Pazartesi, Temmuz 17, 2017

Baydemir Kendi Tekzibini Tekzipledi

Baydemir aslında şunları söylemiş:
“Bir tek adım atılmadı. Hükümet süreci uzattı, adım atmadı. Bu adımların atılmaması da güvensizliğe neden oldu. Açıkça söyleyeyim, iki taraf da artık ‘Bu süreci kim bozacak, kendimizi savunalım’ pozisyonuna geçti. İki taraf da birbirine güvenmiyordu. İki taraf da diyordu ‘Süreç bir gün biterse, biz kendimizi savunabiliriz’.”
Kendini savunmak ne demek?
Savaş, demek.
Savaş ne demek?
Çözüm süreci yok, demek.
Nasıl tekzip bu?
Gelelim ne olduğuna:
2015 ilk seçimi, siyaseti kilitledi. O noktada çözüm süreci çoktan boşta kalmıştı zaten. İstenirse, 2 veya 3 aşamalı irdeleme denenebilir.
Sonra ne oldu?
6-10 günde PKK, IŞİD, TC, birbirine saldırının 6’lı kombinasyonunun tamamını yaptı.
Bu, ister provokasyon sayılır, ister olağan. Bizce olağandı. (Sürpriz olan şey, IŞİD’in o çıkışıyla, şimdiki suskunluğunun birbirine tersliği ki bu yalnızca devlet karşı-terörüne bağlanamaz.)
Ancak şu kesin:
50 bin kişinin geleceği düşünülen ama 5 kişinin geldiği bir sivil direnişe geçildi. TC bunu askeri savaş kıldı.
Kürtler’in yaptığının yanlışlığını İsmail Beşikçi bile yazdı.
TC istedi bir göz, PKK verdi iki göz. Daldı evlere.
Bunları dememiş Baydemir.
Bir de, hiçbir HDP’linin PKK aleyhine gıkının çıkamadığını, ölen sivillerde onların da veballerinin olduğunu.
O nedenle, Baydemir tekzip etse de durum aynı:
2 taraf da, hatta 3 taraf da savaş istedi ve aldı. İronik olan şu:
Herkes kaybetti. AKP bu adım ile kendini bitirdi: ister Bezm-i Alem, ister BBP, ister MHP çizgisi densin, AKP’liler ve eski Akıncı ruhu / anlayışı tırsaktır ve o çizgiden tırstı. Çalmak başka, öldürmek başka yani.

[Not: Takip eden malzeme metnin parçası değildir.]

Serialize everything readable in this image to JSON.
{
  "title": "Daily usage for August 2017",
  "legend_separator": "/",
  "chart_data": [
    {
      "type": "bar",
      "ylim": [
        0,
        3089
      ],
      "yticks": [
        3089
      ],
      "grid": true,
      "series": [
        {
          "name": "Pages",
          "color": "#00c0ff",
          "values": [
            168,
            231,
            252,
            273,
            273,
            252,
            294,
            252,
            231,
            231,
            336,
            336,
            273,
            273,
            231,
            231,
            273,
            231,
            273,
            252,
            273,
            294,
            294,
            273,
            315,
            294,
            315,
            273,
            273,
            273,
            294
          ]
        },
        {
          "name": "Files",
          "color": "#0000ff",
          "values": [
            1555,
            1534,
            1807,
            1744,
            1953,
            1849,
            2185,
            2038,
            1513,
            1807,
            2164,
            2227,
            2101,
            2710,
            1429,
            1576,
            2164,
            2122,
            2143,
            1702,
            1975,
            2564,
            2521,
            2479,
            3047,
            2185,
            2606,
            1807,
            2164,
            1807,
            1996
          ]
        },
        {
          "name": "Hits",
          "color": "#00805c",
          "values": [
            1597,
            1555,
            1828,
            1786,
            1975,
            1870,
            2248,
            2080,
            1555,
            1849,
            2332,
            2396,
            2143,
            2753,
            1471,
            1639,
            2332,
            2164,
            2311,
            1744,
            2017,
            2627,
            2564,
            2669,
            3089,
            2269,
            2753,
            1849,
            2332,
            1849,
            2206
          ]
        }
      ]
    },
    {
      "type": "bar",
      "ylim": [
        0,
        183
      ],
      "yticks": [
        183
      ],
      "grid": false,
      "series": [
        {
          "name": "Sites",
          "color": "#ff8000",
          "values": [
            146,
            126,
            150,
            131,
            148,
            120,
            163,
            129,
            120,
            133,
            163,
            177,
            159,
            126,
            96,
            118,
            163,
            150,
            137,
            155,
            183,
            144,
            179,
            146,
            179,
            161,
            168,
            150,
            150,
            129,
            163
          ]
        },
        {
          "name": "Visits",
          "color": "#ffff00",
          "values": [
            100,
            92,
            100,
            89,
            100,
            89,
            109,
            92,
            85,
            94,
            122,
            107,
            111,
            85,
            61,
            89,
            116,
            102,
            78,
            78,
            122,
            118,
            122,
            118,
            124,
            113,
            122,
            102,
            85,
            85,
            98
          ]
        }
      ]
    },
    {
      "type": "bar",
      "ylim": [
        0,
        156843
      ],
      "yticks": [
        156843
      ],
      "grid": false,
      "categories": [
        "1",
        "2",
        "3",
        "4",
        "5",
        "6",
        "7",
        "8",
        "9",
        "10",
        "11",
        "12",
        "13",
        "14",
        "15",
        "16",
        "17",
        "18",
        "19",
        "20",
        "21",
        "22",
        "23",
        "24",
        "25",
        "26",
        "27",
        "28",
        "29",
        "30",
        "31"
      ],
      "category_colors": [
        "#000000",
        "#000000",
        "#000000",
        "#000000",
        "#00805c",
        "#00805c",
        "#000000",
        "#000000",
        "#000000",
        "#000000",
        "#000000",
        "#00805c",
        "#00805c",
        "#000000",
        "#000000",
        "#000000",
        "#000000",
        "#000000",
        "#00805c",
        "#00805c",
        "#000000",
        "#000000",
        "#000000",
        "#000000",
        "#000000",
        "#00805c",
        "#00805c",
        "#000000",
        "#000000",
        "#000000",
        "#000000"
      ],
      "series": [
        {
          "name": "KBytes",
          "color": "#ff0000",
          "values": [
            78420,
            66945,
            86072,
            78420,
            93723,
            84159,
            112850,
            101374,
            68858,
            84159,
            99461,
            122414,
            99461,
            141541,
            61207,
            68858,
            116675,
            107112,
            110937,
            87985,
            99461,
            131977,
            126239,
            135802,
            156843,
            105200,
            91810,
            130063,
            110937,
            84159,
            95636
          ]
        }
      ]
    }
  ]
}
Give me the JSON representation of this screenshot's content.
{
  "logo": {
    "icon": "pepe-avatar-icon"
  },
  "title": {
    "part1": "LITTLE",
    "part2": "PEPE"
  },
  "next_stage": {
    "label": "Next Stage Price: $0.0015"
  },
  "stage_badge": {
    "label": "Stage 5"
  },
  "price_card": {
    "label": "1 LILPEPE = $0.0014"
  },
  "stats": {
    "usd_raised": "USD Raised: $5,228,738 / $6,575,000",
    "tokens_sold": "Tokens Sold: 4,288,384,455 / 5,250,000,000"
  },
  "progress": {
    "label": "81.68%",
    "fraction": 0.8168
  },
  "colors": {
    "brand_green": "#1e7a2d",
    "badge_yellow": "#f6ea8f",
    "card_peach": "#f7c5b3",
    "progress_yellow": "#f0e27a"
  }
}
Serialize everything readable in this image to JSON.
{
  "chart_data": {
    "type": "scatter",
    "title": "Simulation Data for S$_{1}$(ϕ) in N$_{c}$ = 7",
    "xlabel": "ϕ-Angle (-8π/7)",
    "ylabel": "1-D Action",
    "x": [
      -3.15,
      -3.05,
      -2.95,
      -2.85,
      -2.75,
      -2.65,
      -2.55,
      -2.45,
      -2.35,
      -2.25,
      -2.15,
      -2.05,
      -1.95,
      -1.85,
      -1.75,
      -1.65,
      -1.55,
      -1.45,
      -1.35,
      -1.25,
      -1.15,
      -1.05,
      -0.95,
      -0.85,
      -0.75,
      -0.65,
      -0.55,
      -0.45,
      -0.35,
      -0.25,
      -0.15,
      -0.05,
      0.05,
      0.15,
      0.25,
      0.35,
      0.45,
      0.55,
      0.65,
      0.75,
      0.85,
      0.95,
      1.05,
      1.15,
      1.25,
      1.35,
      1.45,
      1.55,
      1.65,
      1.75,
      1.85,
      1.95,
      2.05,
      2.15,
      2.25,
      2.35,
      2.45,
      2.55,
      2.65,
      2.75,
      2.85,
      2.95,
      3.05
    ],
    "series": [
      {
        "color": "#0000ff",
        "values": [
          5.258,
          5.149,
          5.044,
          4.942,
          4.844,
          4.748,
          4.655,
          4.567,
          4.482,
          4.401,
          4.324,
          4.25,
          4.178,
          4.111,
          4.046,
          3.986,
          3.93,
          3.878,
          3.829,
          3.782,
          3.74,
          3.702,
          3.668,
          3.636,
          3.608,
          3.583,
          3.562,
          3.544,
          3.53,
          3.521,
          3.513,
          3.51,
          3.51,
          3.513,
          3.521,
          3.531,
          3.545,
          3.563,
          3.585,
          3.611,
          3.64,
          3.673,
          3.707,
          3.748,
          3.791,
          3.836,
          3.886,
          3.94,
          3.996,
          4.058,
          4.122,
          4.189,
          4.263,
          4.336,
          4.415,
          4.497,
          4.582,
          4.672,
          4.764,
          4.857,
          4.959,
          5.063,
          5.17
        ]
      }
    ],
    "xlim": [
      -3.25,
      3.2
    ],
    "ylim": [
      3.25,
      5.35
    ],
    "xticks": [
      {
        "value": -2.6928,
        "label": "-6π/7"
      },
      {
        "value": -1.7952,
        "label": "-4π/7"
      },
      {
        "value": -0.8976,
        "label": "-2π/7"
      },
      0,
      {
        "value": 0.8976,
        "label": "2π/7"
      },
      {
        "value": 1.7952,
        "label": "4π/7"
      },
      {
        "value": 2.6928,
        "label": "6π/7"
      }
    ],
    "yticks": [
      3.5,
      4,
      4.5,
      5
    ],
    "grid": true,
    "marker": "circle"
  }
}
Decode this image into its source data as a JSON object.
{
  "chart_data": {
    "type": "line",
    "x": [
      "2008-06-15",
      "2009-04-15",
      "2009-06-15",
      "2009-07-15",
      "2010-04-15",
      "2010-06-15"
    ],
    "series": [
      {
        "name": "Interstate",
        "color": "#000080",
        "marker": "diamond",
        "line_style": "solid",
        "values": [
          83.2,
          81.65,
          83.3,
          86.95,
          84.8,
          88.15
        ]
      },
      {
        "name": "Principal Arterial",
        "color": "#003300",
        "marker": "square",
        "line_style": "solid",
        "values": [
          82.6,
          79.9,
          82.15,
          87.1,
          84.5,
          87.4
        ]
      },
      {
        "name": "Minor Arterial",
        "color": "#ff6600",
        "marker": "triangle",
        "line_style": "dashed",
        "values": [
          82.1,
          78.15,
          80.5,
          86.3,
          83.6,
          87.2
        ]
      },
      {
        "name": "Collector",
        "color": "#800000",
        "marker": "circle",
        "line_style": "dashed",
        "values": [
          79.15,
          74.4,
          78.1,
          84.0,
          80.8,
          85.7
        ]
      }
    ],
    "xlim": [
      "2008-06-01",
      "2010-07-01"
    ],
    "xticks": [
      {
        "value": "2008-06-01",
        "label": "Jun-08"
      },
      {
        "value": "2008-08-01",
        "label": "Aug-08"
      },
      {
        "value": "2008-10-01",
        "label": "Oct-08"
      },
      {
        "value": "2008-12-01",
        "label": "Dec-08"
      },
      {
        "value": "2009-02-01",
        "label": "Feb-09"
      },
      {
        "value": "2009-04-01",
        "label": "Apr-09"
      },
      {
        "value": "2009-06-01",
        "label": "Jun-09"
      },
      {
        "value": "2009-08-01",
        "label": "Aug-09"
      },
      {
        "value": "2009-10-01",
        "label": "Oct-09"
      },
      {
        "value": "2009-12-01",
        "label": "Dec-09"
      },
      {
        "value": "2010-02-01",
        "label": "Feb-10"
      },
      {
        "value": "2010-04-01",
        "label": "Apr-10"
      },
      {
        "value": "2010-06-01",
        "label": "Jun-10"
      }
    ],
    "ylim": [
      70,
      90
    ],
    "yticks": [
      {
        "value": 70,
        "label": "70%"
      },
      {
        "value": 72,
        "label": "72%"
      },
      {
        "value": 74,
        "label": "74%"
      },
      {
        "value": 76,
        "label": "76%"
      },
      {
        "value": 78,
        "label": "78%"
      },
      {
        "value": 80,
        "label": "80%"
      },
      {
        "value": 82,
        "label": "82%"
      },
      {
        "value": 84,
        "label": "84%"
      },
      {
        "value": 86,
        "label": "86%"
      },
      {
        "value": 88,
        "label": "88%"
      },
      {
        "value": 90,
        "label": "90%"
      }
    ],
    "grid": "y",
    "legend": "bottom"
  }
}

Ancak, onyıllardırki savımızı hala yineliyoruz:
Nasıl ki AKP’lileri ancak ve ancak uluslarası hukuk kurumları yargılarsa, HDP’lileri de öyle olabilecek ve Baydemir, bunlardan biri olmayı hak ettiğini, kendi alnına 32 punto ile yazdı bu açıklama ve ters tepen tekzip ile.
Dipnot:
Savaşan tüm tarafların insan ve savaş suçu işlemesi durumu, yeni küçük savaşçıklarda tüm tarafların küçük ölçekli ve birbirine yakın güçte olması nedeniyle çoğaldı ama yine küçük ölçekli olarak. Sonuçta hala, Afganistan’ın veya Suriye’nin % 10’u veya % 20’si ölmedi: Büyük ölçekli savaşlarda öyle olmuştu ama. Bu, ek kayıt olarak dursun. Kürtler’de de, 34 yılda 8 milyonda 80 bin ölü dense bile, % 1 ile çok düşük bir ölüm oranı var ve göç oranı yine çok yüksek: % 30-40. (Bunun istenilen savsal Kürdistan’ın Kürtler tarafından eylenmiş de-kürtifizasyonu olduğu da başka bir konu.) Not: Neo-Kavimler Göçü, tarafımızdan kezlerce yazıldı, onlar burada yinelenmeyecek.